長濱政治副市長は「契約を破棄し別の業者と再契約を結ぶ方法もあったが、完成まで同一業者に施行させた方が市の負担は少ないと判断した」と説明している。
同工事は伊良部島と下地島を結ぶ通称伊良部橋。国の補助を受け08年度に1期工事(橋の下部工、当初事業費2億円)、09年度に2期工事(橋の上部工と隣接道路、同1億800万円)がそれぞれ計画されていた。
しかし2007年度に委託した設計書の作成が現地調査に時間を要したため市は結局、工事を次年度へ繰り越すことを見込んで08年3月19日に下部工の工事を入札、契約した。

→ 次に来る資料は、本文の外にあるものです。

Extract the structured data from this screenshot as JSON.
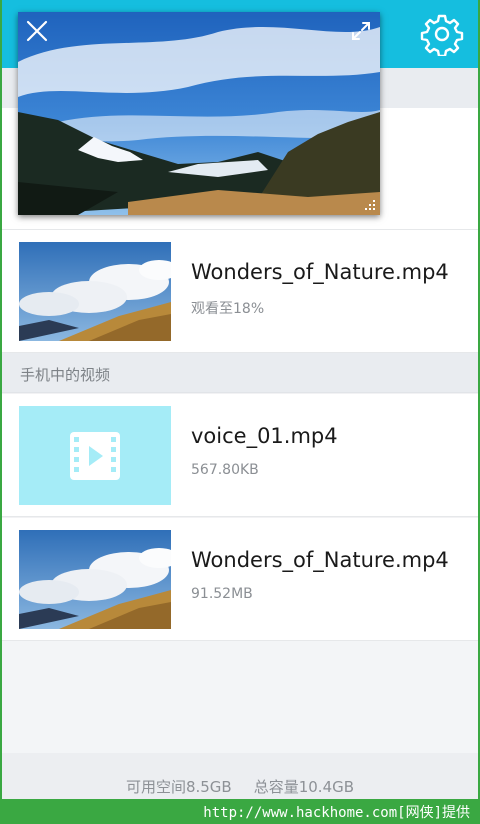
{
  "colors": {
    "header": "#15bedf",
    "watermark_bg": "#3aa842",
    "placeholder_thumb": "#a5ecf7"
  },
  "header": {
    "settings_icon": "gear-icon"
  },
  "player": {
    "close_icon": "close-icon",
    "expand_icon": "expand-icon",
    "resize_icon": "resize-grip-icon"
  },
  "history": [
    {
      "title": "Wonders_of_Nature.mp4",
      "subtitle": "观看至18%",
      "progress": 0.18
    }
  ],
  "phone_section": {
    "label": "手机中的视频"
  },
  "phone_videos": [
    {
      "title": "voice_01.mp4",
      "size": "567.80KB",
      "thumb_icon": "video-file-icon"
    },
    {
      "title": "Wonders_of_Nature.mp4",
      "size": "91.52MB"
    }
  ],
  "storage": {
    "available": "可用空间8.5GB",
    "total": "总容量10.4GB"
  },
  "watermark": {
    "text": "http://www.hackhome.com[网侠]提供"
  }
}
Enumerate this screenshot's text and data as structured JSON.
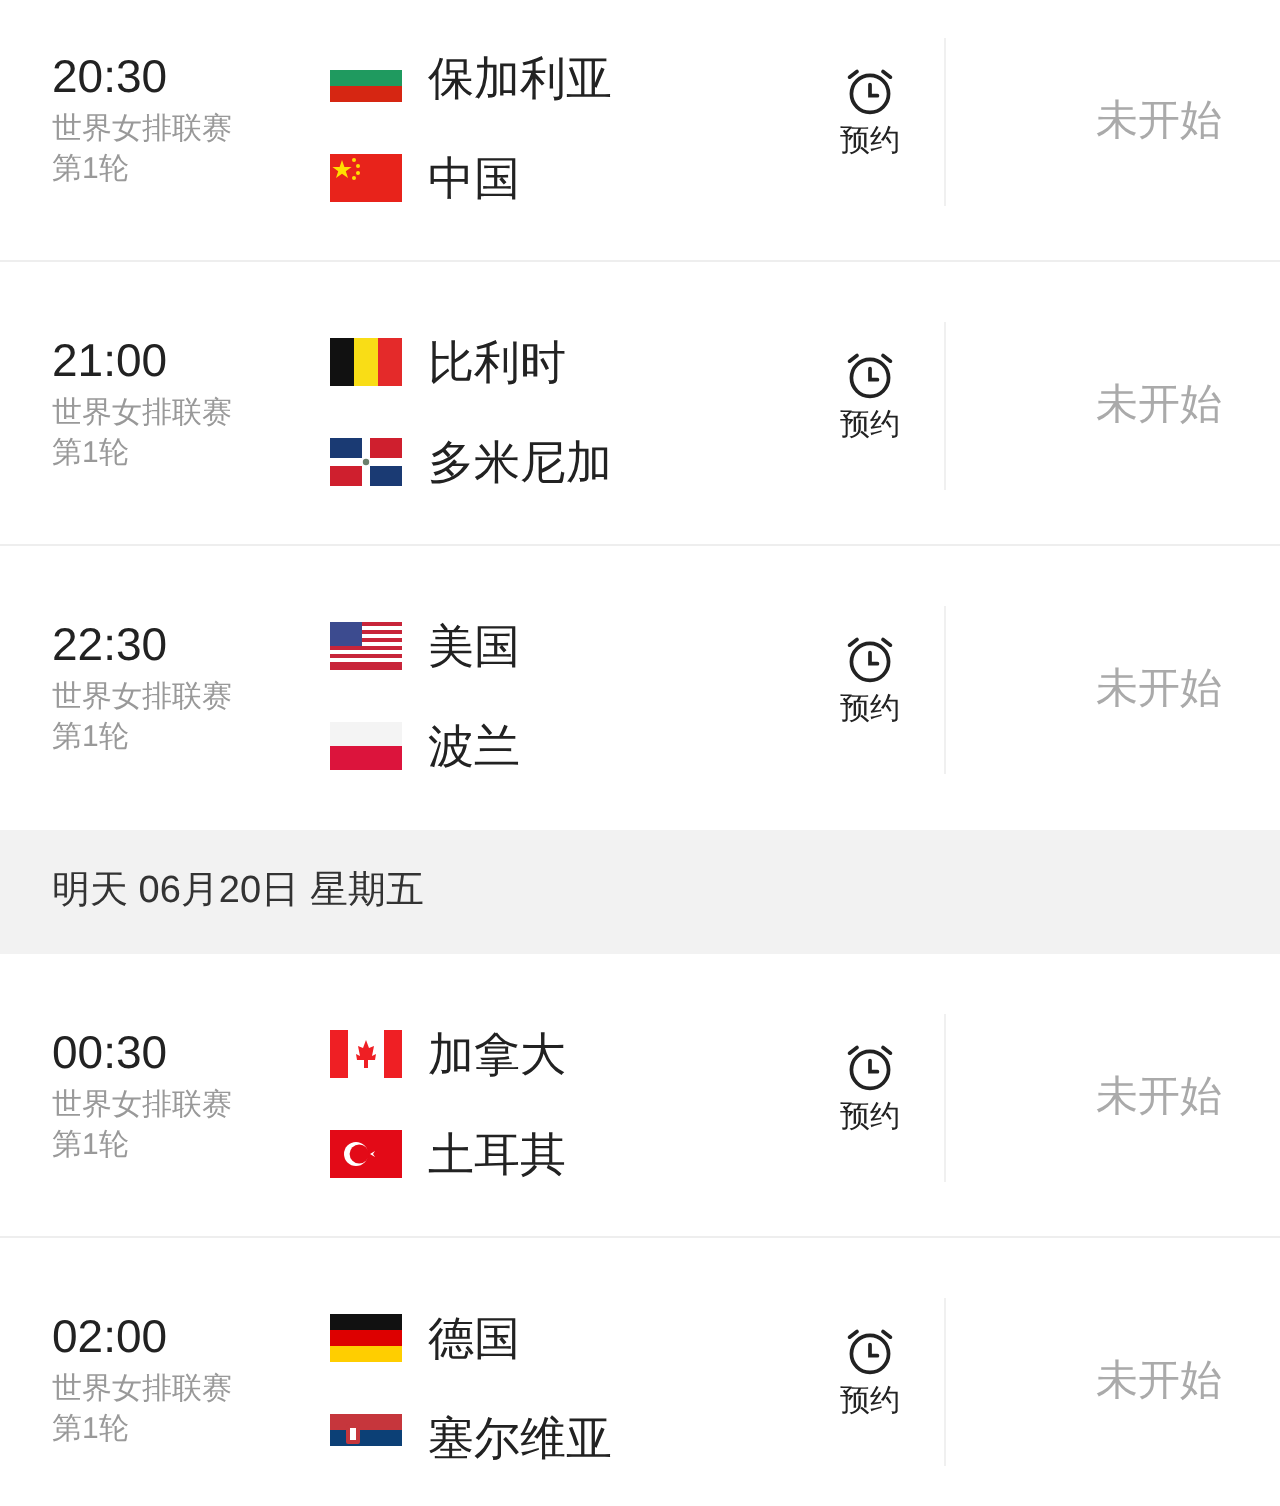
{
  "sections": [
    {
      "kind": "matches",
      "matches": [
        {
          "time": "20:30",
          "league": "世界女排联赛",
          "round": "第1轮",
          "teams": [
            {
              "name": "保加利亚",
              "kind": "bg"
            },
            {
              "name": "中国",
              "kind": "cn"
            }
          ],
          "remind": "预约",
          "status": "未开始"
        },
        {
          "time": "21:00",
          "league": "世界女排联赛",
          "round": "第1轮",
          "teams": [
            {
              "name": "比利时",
              "kind": "be"
            },
            {
              "name": "多米尼加",
              "kind": "do"
            }
          ],
          "remind": "预约",
          "status": "未开始"
        },
        {
          "time": "22:30",
          "league": "世界女排联赛",
          "round": "第1轮",
          "teams": [
            {
              "name": "美国",
              "kind": "us"
            },
            {
              "name": "波兰",
              "kind": "pl"
            }
          ],
          "remind": "预约",
          "status": "未开始"
        }
      ]
    },
    {
      "kind": "date",
      "label": "明天 06月20日 星期五"
    },
    {
      "kind": "matches",
      "matches": [
        {
          "time": "00:30",
          "league": "世界女排联赛",
          "round": "第1轮",
          "teams": [
            {
              "name": "加拿大",
              "kind": "ca"
            },
            {
              "name": "土耳其",
              "kind": "tr"
            }
          ],
          "remind": "预约",
          "status": "未开始"
        },
        {
          "time": "02:00",
          "league": "世界女排联赛",
          "round": "第1轮",
          "teams": [
            {
              "name": "德国",
              "kind": "de"
            },
            {
              "name": "塞尔维亚",
              "kind": "rs"
            }
          ],
          "remind": "预约",
          "status": "未开始"
        }
      ]
    }
  ]
}
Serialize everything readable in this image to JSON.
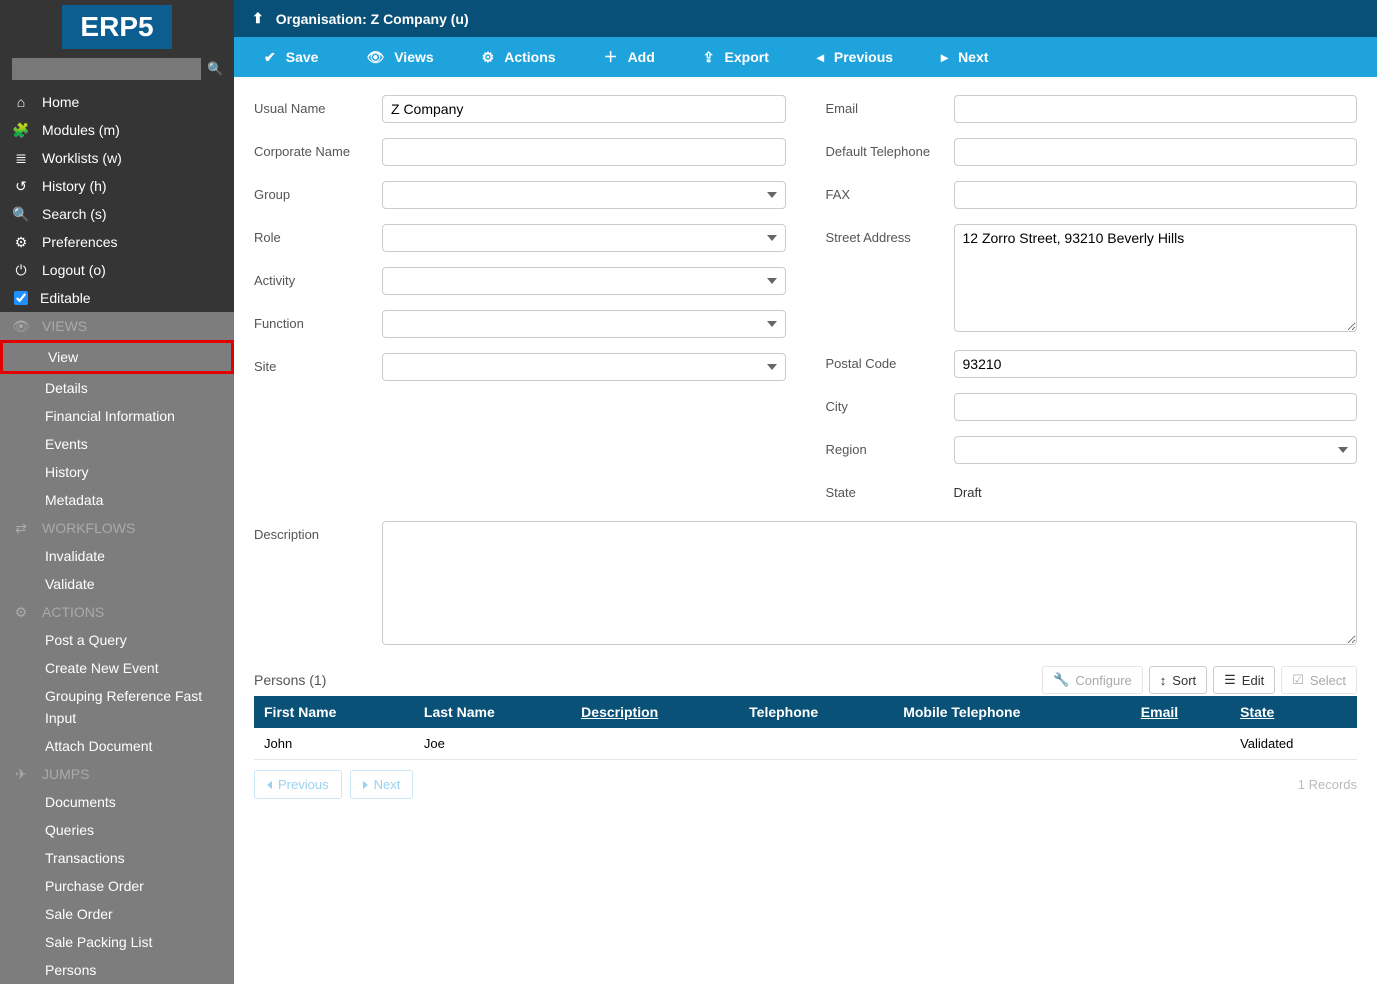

工事は、伊良部島側からの1工区と下地島側からの2工区にそれぞれ分け、別々の業者が受注した。
工期は当初、09年9月30日までだったが現場で「湧水が出たり」(市道路建設課)して難航。1工区では「コンクリートの強度が不十分で再度やり直し」(同)をしたため工期が大幅に遅れたという。結局、計4回の工期変更を行ったが、09年度内には完成できず次年度の4月5日に完成した。2工区を受注した別の業者は09年度内に完了させた。
市は伊良部7号線の下部工工事を完了させるべく一般会計から工事費を一時流用。補正予算として市議会3月定例会に上程し可決された。